Foto: Reuters / Jim Hollander

Laut den Recherchen des israelischen Journalisten Ronen Bergman, der mit Der Schattenkrieg das Standardwerk über die Geschichte des Mossad geschrieben hat, sollen die Briefbombe an Brunner und das lebhafte Interesse Cohens an anderen Nazis schließlich den Argwohn des syrischen Geheimdienstes geweckt haben.

Freigegebene Akten

Alois Brunner blieb im Visier des Mossad, der ihm im Jahr 1980 eine weitere Briefbombe schickte. In den 1980er-Jahren hatte er noch Kontakte zu österreichischen Neonazis, in den 1990er-Jahren verloren sich schließlich seine Spuren.

Brunner war aber nicht der einzige NS-Verbrecher aus Österreich, den Israel liquidieren wollte. Der damalige israelische Ministerpräsident Menachem Begin hatte im Juli 1977 verfügt, die Suche nach Nazikriegsverbrechern wiederaufzunehmen.

Wenn es nicht möglich sein sollte, sie vor Gericht zu bringen, sollten sie umgebracht werden, lautete das Verdikt. Der Mossad hat einige seiner Akten dazu freigegeben. Sie finden sich auf der Homepage der Gedenkstätte Yad Vashem.

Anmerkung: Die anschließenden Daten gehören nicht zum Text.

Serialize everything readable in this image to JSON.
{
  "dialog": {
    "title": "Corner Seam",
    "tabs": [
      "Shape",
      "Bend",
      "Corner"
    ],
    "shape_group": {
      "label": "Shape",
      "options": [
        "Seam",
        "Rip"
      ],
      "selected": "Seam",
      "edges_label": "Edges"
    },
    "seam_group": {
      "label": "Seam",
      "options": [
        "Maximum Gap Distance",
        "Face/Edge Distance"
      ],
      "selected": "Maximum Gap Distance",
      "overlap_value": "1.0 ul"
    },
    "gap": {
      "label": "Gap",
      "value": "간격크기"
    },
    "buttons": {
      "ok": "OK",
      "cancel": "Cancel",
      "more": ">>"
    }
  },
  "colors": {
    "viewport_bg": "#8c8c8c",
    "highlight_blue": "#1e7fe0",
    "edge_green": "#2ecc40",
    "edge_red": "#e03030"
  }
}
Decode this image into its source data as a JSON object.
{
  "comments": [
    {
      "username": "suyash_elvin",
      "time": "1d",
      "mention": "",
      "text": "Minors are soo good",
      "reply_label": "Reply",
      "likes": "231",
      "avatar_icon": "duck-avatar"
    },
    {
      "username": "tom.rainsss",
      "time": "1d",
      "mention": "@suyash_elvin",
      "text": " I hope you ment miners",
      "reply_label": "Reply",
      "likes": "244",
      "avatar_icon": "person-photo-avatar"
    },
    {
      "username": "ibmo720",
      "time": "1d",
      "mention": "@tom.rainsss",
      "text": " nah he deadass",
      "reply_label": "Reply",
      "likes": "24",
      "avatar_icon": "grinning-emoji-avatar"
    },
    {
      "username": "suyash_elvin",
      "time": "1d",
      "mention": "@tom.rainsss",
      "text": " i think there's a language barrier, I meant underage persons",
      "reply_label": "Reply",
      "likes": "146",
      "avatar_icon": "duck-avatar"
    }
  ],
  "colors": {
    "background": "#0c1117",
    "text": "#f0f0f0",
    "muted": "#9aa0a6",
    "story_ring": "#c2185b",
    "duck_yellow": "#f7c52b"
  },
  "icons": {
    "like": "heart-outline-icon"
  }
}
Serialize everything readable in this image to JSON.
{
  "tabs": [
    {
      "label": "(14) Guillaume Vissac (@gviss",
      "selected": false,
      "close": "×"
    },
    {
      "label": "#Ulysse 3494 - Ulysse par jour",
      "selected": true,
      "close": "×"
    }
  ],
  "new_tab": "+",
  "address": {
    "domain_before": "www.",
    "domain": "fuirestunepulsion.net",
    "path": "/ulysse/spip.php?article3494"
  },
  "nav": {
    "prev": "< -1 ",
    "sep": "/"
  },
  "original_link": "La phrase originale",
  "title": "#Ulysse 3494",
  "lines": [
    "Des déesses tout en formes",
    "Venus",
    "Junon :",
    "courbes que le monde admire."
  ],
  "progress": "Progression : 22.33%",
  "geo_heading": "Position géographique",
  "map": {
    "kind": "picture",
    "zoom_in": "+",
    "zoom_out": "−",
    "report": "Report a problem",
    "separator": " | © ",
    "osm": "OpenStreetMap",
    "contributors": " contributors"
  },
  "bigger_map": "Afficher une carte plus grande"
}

So hätte auch der Österreicher Franz Murer auf seinem Bauernhof bei Gaishorn im Bezirk Liezen erschossen werden sollen. Mossad-Agenten hätten zwischen 1978 und 1986 mindestens fünf Versuche unternommen, sich mit falschen Identitäten beim „Schlächter von Wilna“ und seiner Frau einzuquartieren.

Murer wurde im Jahr 1963 in einem Prozess, trotz erdrückender Beweise, vom Vorwurf der NS-Kriegsverbrechen freigesprochen. Die Verfilmung dieses Justizskandals Murer – Anatomie eines Prozesses kam im vergangenen Jahr in die Kinos.

Politische Rücksichtnahmen

Nicht umgesetzt wurde der Plan des Mossad, Murer zu töten, aus politischen Gründen. Der damalige neue Mossad-Chef Yitzhak Khofi habe sich laut den freigegebenen Mossad-Akten dagegen ausgesprochen, weil Österreich damals eine Schlüsselrolle bei der Ausreise und dem Transit russischer Juden eingenommen habe. Attentate auf österreichischem Boden hätten die Beziehungen zu Israel gefährden können, hieß es.

Eli Cohen flog auf, als er Nachrichten nach Israel funkte, während überall sonst im Zentrum von Damaskus der Strom ausgefallen war. Der Mossad-Agent wurde verhaftet, gefoltert, zum Tode verurteilt und gehängt. Syrien weigert sich bis heute, Eli Cohens sterbliche Überreste nach Israel zu überstellen. (Markus Sulzbacher, 16.11.2019)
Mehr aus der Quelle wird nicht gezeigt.